Wheat is one of the major food crops in the world and specifically in the United States. This project will take a comprehensive approach to define the epigenome of bread wheat, the functional consequences of epigenetic modifications, how the genome is re-shaped, stabilized and inherited in newly formed hybrids, and how the environment may influence patterns of epigenetic modification. These are fundamentally important questions in biology and are necessary for understanding trait variation in wheat hybrids. It is anticipated that this project will have broad impacts across three specific themes. The first of these relates to food security. Food security is an ever-increasing challenge in the face of factors such as urbanization and world population growth. One factor that significantly affects agricultural yields of bread wheat is the epigenetic regulation of high-yielding hybrid lines. A better understanding of this process will help others understand the basic processes involved in the creation and stabilization of hybrid lines and thus improve the efficiency at which they can be derived and contribute to food security. The second broad area where the work will have significant impacts is in the area of climate change. Understanding how changing climate affects epigenetic regulation of an important crop genome will likely have broad implications for the understanding of how agricultural yields will be challenged and can be modified to respond to changing climate. Lastly the project will have broad impact in the area of enhancing scientific education and understanding. Rapidly advancing science and technology presents a challenge in conveying a general understanding of that technology and the science behind it to the general public. This project will be used as a platform to better explain science to the general public using different and new educational tools. In addition to the training of students, the project will provide summer international exchange research training for graduate students associated with the US-EU consortium.

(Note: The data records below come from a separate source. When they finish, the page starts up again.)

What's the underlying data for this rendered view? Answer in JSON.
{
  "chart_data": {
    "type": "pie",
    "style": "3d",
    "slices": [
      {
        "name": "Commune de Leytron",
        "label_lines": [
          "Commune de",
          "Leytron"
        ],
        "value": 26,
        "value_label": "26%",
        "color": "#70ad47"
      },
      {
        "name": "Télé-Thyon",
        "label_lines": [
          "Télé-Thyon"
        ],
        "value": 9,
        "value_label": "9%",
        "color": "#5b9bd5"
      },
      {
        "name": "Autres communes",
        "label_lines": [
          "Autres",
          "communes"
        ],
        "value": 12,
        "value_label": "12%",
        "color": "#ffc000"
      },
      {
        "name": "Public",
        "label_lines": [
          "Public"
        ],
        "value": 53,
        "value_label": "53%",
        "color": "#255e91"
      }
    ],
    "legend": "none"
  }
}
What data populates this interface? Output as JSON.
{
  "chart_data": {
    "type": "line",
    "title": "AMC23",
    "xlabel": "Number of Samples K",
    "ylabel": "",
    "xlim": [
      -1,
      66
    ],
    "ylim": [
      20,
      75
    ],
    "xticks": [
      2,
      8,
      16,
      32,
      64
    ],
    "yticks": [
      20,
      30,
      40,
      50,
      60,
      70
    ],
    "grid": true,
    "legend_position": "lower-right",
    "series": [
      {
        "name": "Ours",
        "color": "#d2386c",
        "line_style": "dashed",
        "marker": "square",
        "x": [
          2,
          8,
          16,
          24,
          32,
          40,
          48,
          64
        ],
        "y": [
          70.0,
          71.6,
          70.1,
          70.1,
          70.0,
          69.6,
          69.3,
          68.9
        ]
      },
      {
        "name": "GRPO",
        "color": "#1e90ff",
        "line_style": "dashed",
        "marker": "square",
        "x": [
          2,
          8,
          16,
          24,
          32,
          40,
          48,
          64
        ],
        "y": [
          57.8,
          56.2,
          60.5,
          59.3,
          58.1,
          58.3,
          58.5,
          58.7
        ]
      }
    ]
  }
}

Wheat is a polyploid arising from recent hybridization of goat grass (Aegilops tauschii, DD) with wild tetraploid emmer wheat (Triticum dicoccoides, AABB) to form hexaploid bread wheat (Triticum aestivum AABBDD). This process of hybridization is critical to achieving the high yields produced by modern wheat varieties. However, much is not understood about this process particularly in terms of how epigenetics regulates which parental line is expressed within the agriculturally significant hybrids. This project will generate information about the epigenetic regulation of the bread wheat genome and its role in the stabilization of the component genomes within the hybrids. One aim is to understand how epigenetic variation alters gene expression in hybrid wheat by identifying how epigenetic traits or epigenetic marks are set during hybridization in the formation of new wheat strains and how these are maintained in stable wheat hybrids to allow for high agricultural yields. It is the expectation that this project will provide a much better understanding of the molecular mechanisms related to epigenetics that are involved in the creation and stabilization of high-yielding hybrid wheat strains. All data produced will be freely and continuously shared within the consortium. Specifically, all datasets will be accessible through the iPlant Collaborative and European Bioinformatics Institute (EBI) as well as through publicly available data repositories including GenBank.